The Groundedness scorer is a default LLM judge scorer that measures whether the actual_output is aligned with both the task instructions in input and the knowledge base in retrieval_context. In practice, this scorer helps determine if your RAG pipeline’s generator is producing hallucinations or misinterpreting task instructions.

For optimal Groundedness scoring, check out our leading evaluation foundation model research here!

The Groundedness scorer is a binary metric (1 or 0) that evaluates both instruction adherence and factual accuracy.

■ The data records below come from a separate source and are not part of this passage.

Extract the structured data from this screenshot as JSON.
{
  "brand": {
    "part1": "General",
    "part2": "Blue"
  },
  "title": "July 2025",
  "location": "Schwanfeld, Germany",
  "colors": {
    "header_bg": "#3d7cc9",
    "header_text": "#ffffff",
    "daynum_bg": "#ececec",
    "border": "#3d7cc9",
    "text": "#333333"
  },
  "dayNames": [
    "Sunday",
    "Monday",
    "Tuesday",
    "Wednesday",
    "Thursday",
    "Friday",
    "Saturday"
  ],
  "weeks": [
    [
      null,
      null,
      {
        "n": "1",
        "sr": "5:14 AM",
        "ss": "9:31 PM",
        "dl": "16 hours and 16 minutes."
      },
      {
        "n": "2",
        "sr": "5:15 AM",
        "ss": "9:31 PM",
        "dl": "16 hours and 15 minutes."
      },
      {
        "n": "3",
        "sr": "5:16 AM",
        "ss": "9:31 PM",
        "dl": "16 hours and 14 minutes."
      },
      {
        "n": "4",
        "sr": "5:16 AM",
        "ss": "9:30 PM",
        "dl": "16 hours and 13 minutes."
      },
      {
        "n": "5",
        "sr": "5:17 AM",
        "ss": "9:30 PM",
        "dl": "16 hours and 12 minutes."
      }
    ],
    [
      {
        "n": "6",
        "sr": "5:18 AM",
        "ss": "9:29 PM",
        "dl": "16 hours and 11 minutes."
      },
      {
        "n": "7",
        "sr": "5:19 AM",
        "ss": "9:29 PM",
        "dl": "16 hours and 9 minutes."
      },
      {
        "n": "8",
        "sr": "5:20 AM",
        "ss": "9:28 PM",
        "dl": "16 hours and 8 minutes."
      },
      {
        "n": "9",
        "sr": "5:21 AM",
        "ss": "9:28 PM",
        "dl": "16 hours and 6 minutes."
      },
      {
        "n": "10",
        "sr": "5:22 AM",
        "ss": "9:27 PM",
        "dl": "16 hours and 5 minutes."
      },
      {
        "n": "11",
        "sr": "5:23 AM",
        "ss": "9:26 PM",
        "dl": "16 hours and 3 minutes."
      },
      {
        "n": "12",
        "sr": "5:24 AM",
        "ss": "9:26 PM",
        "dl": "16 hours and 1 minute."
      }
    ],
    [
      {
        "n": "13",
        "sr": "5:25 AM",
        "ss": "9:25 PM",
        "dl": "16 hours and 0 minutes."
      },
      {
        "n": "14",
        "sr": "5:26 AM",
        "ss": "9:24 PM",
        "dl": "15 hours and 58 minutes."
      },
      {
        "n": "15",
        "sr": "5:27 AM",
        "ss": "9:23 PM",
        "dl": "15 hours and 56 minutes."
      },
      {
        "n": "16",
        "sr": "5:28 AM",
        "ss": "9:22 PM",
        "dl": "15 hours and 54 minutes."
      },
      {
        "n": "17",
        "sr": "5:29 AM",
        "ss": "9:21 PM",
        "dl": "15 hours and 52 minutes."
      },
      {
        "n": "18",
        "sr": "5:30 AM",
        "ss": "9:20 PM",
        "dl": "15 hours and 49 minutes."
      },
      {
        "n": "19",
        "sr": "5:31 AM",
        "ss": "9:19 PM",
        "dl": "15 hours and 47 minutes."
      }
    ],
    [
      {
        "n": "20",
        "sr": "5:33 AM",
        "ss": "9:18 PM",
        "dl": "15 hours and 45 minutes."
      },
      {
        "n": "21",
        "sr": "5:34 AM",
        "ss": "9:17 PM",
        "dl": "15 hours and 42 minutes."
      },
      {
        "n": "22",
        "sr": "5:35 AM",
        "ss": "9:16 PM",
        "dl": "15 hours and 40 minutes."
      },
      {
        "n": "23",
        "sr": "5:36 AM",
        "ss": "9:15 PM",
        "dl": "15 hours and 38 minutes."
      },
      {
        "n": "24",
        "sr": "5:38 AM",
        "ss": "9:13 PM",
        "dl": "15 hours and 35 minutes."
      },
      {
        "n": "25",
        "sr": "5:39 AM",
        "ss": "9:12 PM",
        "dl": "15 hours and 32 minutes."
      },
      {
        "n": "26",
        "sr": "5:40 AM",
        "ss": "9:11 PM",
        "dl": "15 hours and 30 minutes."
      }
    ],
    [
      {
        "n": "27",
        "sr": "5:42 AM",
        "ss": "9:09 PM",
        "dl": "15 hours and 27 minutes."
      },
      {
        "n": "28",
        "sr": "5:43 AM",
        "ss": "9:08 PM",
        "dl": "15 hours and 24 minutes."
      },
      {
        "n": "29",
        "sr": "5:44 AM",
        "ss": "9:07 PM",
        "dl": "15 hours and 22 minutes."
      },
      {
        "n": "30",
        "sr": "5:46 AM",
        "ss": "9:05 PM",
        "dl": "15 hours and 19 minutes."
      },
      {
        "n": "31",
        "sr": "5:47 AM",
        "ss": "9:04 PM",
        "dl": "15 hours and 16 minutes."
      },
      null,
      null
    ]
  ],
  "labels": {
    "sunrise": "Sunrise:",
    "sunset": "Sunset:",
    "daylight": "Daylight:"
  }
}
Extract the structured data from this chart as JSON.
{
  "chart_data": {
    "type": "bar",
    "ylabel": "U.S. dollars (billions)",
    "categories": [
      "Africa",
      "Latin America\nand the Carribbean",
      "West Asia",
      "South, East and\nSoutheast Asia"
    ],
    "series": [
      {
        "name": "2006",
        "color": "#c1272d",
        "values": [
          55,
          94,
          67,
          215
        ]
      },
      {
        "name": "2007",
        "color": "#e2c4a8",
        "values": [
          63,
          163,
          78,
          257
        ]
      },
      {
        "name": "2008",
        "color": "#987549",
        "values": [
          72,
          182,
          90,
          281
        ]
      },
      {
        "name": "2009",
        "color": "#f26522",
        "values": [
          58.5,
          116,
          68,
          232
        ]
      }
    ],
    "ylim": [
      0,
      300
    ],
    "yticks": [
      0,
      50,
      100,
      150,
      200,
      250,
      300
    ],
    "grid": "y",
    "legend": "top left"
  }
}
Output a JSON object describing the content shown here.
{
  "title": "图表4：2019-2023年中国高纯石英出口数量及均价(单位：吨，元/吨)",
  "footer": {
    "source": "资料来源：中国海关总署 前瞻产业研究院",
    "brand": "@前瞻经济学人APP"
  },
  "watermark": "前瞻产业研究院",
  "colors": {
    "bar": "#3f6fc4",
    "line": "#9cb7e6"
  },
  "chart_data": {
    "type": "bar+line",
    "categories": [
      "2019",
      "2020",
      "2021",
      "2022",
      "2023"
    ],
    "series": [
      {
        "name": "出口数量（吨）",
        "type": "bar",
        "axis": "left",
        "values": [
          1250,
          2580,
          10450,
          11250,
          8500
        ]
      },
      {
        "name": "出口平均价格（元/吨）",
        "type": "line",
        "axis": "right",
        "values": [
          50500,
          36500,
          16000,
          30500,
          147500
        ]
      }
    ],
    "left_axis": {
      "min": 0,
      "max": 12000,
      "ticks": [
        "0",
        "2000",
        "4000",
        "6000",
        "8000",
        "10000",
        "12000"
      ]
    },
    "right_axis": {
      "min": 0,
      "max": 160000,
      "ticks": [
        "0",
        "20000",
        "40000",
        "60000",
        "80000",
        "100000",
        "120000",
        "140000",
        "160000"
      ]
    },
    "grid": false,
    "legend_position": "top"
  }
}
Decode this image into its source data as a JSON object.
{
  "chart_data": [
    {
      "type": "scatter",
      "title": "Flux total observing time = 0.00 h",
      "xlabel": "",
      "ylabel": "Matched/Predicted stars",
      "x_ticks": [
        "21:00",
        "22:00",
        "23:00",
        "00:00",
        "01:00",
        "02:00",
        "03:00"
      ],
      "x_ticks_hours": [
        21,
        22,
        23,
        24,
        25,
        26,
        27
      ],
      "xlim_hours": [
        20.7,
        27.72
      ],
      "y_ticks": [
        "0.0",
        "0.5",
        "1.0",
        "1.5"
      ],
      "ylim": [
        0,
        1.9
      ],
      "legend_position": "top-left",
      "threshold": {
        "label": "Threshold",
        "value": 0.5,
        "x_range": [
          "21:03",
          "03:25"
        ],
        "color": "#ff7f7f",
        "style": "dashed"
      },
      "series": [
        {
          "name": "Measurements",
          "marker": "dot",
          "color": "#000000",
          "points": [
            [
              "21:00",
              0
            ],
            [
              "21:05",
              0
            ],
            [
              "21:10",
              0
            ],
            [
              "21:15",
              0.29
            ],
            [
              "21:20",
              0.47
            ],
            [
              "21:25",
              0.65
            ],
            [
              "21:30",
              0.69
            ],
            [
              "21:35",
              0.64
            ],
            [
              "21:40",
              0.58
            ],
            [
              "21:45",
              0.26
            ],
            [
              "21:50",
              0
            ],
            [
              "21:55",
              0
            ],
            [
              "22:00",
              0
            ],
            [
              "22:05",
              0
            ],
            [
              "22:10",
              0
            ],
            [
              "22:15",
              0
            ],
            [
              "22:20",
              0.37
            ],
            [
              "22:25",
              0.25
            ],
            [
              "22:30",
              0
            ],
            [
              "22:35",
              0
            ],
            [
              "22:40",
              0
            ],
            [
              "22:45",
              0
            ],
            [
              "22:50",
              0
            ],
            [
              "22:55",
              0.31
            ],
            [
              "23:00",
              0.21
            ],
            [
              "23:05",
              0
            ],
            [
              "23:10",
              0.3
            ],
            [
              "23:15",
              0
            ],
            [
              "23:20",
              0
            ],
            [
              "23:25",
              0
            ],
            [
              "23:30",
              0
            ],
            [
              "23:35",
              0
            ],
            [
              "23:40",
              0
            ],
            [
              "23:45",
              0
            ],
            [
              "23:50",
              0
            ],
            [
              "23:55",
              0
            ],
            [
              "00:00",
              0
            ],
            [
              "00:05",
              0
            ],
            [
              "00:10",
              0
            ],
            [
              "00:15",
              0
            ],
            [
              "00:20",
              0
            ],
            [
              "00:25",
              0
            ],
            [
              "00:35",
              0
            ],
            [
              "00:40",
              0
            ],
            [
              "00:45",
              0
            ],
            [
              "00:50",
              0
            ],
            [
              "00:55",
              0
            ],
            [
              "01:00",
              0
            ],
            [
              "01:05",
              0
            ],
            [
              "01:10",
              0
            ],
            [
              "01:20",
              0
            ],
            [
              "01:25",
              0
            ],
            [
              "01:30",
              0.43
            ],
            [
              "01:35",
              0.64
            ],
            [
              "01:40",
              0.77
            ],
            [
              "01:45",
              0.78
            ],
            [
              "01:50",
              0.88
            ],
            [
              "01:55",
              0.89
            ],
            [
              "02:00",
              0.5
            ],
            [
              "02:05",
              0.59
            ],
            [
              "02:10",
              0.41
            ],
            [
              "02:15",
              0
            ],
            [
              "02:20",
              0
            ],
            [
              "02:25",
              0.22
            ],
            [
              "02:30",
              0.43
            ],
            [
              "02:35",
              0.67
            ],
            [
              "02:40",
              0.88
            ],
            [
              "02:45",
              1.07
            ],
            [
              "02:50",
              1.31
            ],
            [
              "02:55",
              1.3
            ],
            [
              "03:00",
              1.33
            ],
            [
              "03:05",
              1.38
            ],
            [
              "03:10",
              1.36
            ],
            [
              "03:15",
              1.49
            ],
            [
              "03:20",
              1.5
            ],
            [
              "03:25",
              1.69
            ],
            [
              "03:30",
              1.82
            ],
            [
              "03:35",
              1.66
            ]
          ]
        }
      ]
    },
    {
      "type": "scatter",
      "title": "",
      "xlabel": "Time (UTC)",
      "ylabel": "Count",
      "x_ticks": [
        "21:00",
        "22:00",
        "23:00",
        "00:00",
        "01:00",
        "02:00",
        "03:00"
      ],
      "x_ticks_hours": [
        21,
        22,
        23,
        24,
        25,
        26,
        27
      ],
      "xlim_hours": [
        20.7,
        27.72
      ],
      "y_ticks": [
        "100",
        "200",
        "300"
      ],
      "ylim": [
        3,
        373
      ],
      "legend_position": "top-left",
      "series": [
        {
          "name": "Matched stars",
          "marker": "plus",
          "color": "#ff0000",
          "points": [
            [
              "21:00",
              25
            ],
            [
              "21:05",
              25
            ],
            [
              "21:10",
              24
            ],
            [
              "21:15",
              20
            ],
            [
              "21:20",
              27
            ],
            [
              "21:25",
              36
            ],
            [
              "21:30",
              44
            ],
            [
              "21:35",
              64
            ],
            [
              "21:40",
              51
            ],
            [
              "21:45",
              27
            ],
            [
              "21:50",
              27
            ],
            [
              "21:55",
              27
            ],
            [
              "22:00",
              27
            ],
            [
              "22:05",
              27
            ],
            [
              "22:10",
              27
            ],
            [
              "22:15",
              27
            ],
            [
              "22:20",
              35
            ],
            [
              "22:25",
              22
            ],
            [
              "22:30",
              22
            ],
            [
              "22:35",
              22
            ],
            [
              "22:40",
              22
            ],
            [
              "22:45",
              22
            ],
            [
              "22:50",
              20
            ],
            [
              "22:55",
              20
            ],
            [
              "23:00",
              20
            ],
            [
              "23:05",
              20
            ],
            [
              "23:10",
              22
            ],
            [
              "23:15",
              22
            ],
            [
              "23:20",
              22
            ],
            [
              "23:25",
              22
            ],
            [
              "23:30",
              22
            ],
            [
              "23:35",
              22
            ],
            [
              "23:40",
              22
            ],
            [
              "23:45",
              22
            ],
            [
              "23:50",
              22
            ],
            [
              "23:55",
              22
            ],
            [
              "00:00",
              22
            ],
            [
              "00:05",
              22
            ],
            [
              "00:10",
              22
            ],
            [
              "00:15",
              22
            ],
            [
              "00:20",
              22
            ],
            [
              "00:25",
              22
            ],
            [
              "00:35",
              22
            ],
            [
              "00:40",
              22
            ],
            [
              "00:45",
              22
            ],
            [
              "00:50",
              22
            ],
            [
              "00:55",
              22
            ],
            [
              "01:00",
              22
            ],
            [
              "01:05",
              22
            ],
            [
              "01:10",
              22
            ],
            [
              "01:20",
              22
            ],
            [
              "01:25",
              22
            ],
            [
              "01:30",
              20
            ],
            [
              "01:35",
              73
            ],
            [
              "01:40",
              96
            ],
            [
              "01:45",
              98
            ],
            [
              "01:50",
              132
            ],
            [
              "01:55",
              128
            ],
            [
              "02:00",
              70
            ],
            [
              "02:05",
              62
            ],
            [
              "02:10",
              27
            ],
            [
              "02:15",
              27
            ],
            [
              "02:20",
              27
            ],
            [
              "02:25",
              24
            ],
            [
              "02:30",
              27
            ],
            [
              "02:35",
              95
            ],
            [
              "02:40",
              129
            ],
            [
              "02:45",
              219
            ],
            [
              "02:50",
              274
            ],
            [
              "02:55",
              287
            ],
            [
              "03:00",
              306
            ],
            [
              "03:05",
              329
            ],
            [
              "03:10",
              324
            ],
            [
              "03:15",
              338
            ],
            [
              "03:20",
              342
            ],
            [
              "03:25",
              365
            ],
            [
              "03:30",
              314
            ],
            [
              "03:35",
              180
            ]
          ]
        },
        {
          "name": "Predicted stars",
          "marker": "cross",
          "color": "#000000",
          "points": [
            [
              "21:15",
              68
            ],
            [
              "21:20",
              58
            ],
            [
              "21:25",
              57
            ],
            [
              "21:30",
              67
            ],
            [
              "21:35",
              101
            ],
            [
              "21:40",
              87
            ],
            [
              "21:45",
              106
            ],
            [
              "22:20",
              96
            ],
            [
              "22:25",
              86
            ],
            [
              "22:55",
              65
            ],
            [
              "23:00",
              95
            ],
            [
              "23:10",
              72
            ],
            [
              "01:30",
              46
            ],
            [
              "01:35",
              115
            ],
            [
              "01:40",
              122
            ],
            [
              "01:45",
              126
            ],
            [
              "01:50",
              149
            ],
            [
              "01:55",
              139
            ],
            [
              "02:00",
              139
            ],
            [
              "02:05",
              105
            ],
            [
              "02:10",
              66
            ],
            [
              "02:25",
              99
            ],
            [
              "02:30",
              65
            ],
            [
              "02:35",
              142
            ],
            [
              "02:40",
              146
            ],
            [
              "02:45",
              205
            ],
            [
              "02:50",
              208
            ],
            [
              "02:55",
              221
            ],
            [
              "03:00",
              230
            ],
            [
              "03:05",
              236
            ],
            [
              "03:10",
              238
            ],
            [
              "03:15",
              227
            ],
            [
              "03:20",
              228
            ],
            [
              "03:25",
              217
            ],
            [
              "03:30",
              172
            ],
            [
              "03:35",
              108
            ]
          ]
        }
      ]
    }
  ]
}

Unlike the Faithfulness scorer which measures the degree of contradiction with retrieval context, Groundedness provides a pass/fail assessment based on both the task instructions and knowledge base.

Required Fields

To run the Groundedness scorer, you must include the following fields in your Example:

  • input
  • actual_output
  • retrieval_context

Scorer Breakdown

Groundedness scores are binary (1 or 0) and determined by checking:

  1. Whether the actual_output correctly interprets the task instructions in input
  2. Whether the actual_output contains any contradictions with the knowledge base in retrieval_context

A response is considered grounded (score = 1) only if it:

  • Correctly follows the task instructions
  • Does not contradict any information in the knowledge base
  • Does not introduce hallucinated facts not supported by the retrieval context

If there are any contradictions or misinterpretations, the scorer will fail (score = 0).

Sample Implementation

groundedness.py
from judgeval import JudgmentClient
from judgeval.data import Example
from judgeval.scorers import GroundednessScorer

client = JudgmentClient()
example = Example(
    input="You are a helpful assistant for a clothing store. Make sure to follow the company's policies surrounding returns.",
    actual_output="We offer a 30-day return policy for all items, including socks!",
    retrieval_context=["Return policy, all items: 30-day limit for full refund, no questions asked."]
)
scorer = GroundednessScorer()

results = client.run_evaluation(
    examples=[example],
    scorers=[scorer],
    model="gpt-4o",
)
print(results)

The Groundedness scorer uses an LLM judge, so you’ll receive a reason for the score in the reason field of the results. This allows you to double-check the accuracy of the evaluation and understand how the score was calculated.